Não há como analisarmos os carros grandes nacionais pois essa categoria deixou de existir quando o Omega se foi — hoje, nem mesmo fabricamos automóveis com mais de quatro cilindros ou 2,0 litros, nem de tração traseira. Para ter esses elementos sem passar a um importado é preciso recorrer aos utilitários esporte e picapes médios. E como eles andam? S10, Blazer, Ranger, Pajero Sport são projetos da década passada, assim como o menor Pajero TR4. O EcoSport é quase o mesmo desde 2003 e o Tucson goiano, que ainda entrará em produção, já saiu de linha na Coreia — parece que retomamos a fase de trazer prensas ultrapassadas do exterior, como nos anos 50 e 60. Salvam-se os picapes mais atuais como Hilux, Frontier e L200 Triton.
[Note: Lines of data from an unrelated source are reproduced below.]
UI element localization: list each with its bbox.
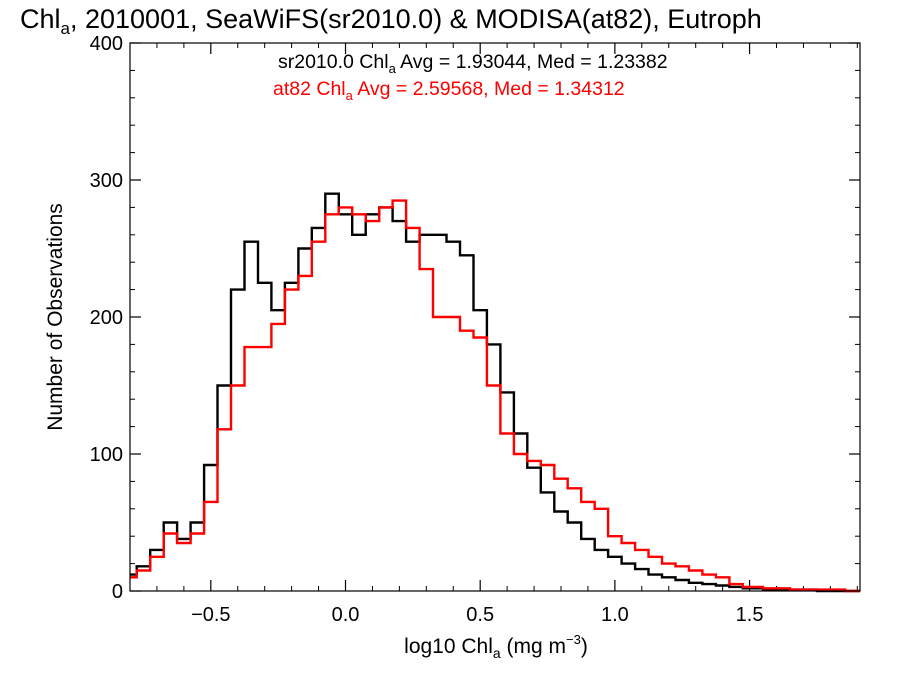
title-subscript: a (61, 19, 71, 38)
y-tick-label: 400 (90, 33, 123, 55)
x-label-end: ) (581, 635, 588, 658)
y-tick-label: 100 (90, 444, 123, 466)
x-axis-label: log10 Chla (mg m−3) (404, 632, 588, 661)
legend-entry-sr2010: sr2010.0 Chla Avg = 1.93044, Med = 1.233… (278, 51, 668, 76)
series-layer (130, 192, 860, 593)
title-rest: , 2010001, SeaWiFS(sr2010.0) & MODISA(at… (70, 4, 762, 34)
series-at82-line (130, 199, 860, 593)
x-label-main: log10 Chl (404, 635, 493, 658)
legend-at82-subscript: a (346, 88, 354, 103)
plot-frame (129, 42, 861, 592)
chart-title: Chla, 2010001, SeaWiFS(sr2010.0) & MODIS… (20, 4, 762, 38)
series-sr2010-line (130, 192, 860, 593)
x-tick-label: −0.5 (191, 604, 230, 626)
x-tick-label: 0.5 (466, 604, 494, 626)
y-axis-label: Number of Observations (44, 203, 67, 431)
title-main: Chl (20, 4, 61, 34)
axis-ticks: −0.5 0.0 0.5 1.0 1.5 0 100 200 300 400 (90, 33, 860, 626)
x-label-subscript: a (493, 645, 501, 661)
y-tick-label: 300 (90, 170, 123, 192)
legend-sr2010-subscript: a (389, 61, 397, 76)
x-tick-label: 1.5 (736, 604, 764, 626)
x-tick-label: 1.0 (601, 604, 629, 626)
legend-sr2010-rest: Avg = 1.93044, Med = 1.23382 (396, 51, 668, 73)
legend-at82-rest: Avg = 2.59568, Med = 1.34312 (353, 78, 625, 100)
x-label-rest: (mg m (501, 635, 566, 658)
x-label-superscript: −3 (566, 632, 581, 647)
y-tick-label: 200 (90, 307, 123, 329)
legend-entry-at82: at82 Chla Avg = 2.59568, Med = 1.34312 (273, 78, 625, 103)
x-tick-label: 0.0 (332, 604, 360, 626)
legend-sr2010-main: sr2010.0 Chl (278, 51, 389, 73)
y-tick-label: 0 (112, 581, 123, 603)
legend-at82-main: at82 Chl (273, 78, 346, 100)
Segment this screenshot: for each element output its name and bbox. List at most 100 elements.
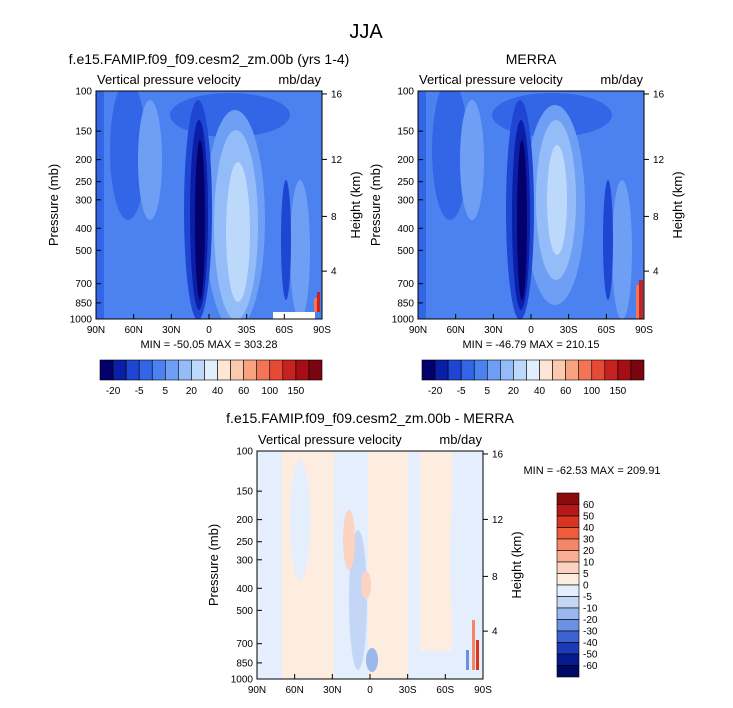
colorbar-label: 20 xyxy=(186,386,198,397)
page-title: JJA xyxy=(349,21,383,43)
panel-difference: f.e15.FAMIP.f09_f09.cesm2_zm.00b - MERRA… xyxy=(206,410,660,696)
y-tick-label: 150 xyxy=(236,487,253,498)
colorbar-swatch xyxy=(421,359,436,381)
min-max-stats: MIN = -46.79 MAX = 210.15 xyxy=(463,339,600,351)
cool-patch-tropics xyxy=(349,530,367,670)
colorbar-swatch xyxy=(473,359,488,381)
colorbar-swatch xyxy=(269,359,284,381)
colorbar-swatch xyxy=(556,653,580,666)
panel-subtitle-left: Vertical pressure velocity xyxy=(258,432,402,447)
colorbar-label: -5 xyxy=(583,592,592,603)
y-tick-label: 400 xyxy=(236,584,253,595)
colorbar-label: 20 xyxy=(583,546,595,557)
y-tick-label: 850 xyxy=(397,298,414,309)
y-tick-label: 500 xyxy=(397,246,414,257)
x-tick-label: 30S xyxy=(560,325,578,336)
colorbar-swatch xyxy=(556,550,580,563)
y-right-tick-label: 4 xyxy=(331,267,337,278)
y-tick-label: 100 xyxy=(75,87,92,98)
colorbar-swatch xyxy=(99,359,114,381)
y-tick-label: 1000 xyxy=(392,315,415,326)
panel-subtitle-right: mb/day xyxy=(439,432,482,447)
panel-title: MERRA xyxy=(506,51,557,67)
colorbar-swatch xyxy=(256,359,271,381)
min-max-stats: MIN = -62.53 MAX = 209.91 xyxy=(524,465,661,477)
y-tick-label: 250 xyxy=(75,177,92,188)
colorbar-swatch xyxy=(282,359,297,381)
colorbar-label: 60 xyxy=(583,500,595,511)
colorbar-swatch xyxy=(556,527,580,540)
colorbar-label: 5 xyxy=(583,569,589,580)
colorbar-swatch xyxy=(164,359,179,381)
band-tropics-light xyxy=(460,100,484,220)
colorbar-swatch xyxy=(565,359,580,381)
band-sh-dark xyxy=(281,180,291,300)
x-tick-label: 30N xyxy=(323,685,341,696)
cool-patch-near-surface xyxy=(366,648,378,672)
colorbar-swatch xyxy=(447,359,462,381)
y-right-tick-label: 16 xyxy=(653,89,665,100)
band-itcz-core xyxy=(517,140,527,300)
colorbar-swatch xyxy=(552,359,566,381)
panel-model: f.e15.FAMIP.f09_f09.cesm2_zm.00b (yrs 1-… xyxy=(46,51,363,397)
x-tick-label: 90S xyxy=(313,325,331,336)
x-tick-label: 60N xyxy=(285,685,303,696)
colorbar-swatch xyxy=(591,359,606,381)
panel-subtitle-left: Vertical pressure velocity xyxy=(419,72,563,87)
y-tick-label: 250 xyxy=(236,537,253,548)
colorbar-swatch xyxy=(556,492,580,505)
y-right-axis-label: Height (km) xyxy=(509,531,524,598)
x-tick-label: 60S xyxy=(275,325,293,336)
band-sh-light xyxy=(290,180,310,319)
colorbar-label: 100 xyxy=(261,386,278,397)
colorbar-label: -20 xyxy=(428,386,443,397)
colorbar-label: 40 xyxy=(583,523,595,534)
plot-area xyxy=(257,451,483,679)
colorbar-swatch xyxy=(556,504,580,517)
x-tick-label: 90S xyxy=(474,685,492,696)
polar-warm-1 xyxy=(314,298,317,312)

Já as minivans não existiam na produção local em 1997, tendo a primeira (Scénic) aparecido em 1999. Desde então vieram Xsara Picasso, Zafira, Meriva, Idea e, há pouco, Livina e Grand Livina. Mais um segmento estagnado, em que quatro dos modelos estão quase inalterados há mais de sete anos e os outros não são exemplos de modernidade. A questão chega ao ponto de estarmos na primeira Scénic, e os europeus, já com a terceira. Se um dia a Romênia foi a terra do Dacia, um parente de nosso primeiro Corcel (ambos derivados do Renault 12 dos anos 60), hoje os romenos compram Clio, Mégane e Scénic modernos como qualquer europeu. E nós?

Às vezes temos a impressão de que o tempo passa cada vez mais rápido. Ao olhar para os carros nacionais, essa sensação se confirma: em 12 anos o mercado avançou muito pouco, apesar de estar já há anos com altos números de vendas, o que deveria trazer resultados em termos de produtos. Na verdade, enquanto mercado retraído serve para justificar estagnação tecnológica e baixos investimentos, vendas em alta levam a indústria à acomodação e ajudam a manter os preços nas alturas.

Como serão os próximos 12 anos?

Houve até retrocessos técnicos, como o Vectra ter abandonado a suspensão traseira multibraço. Ou o Linea aparecer com um motor tão simples que poderia ser do antecessor do Marea e não de seu substituto.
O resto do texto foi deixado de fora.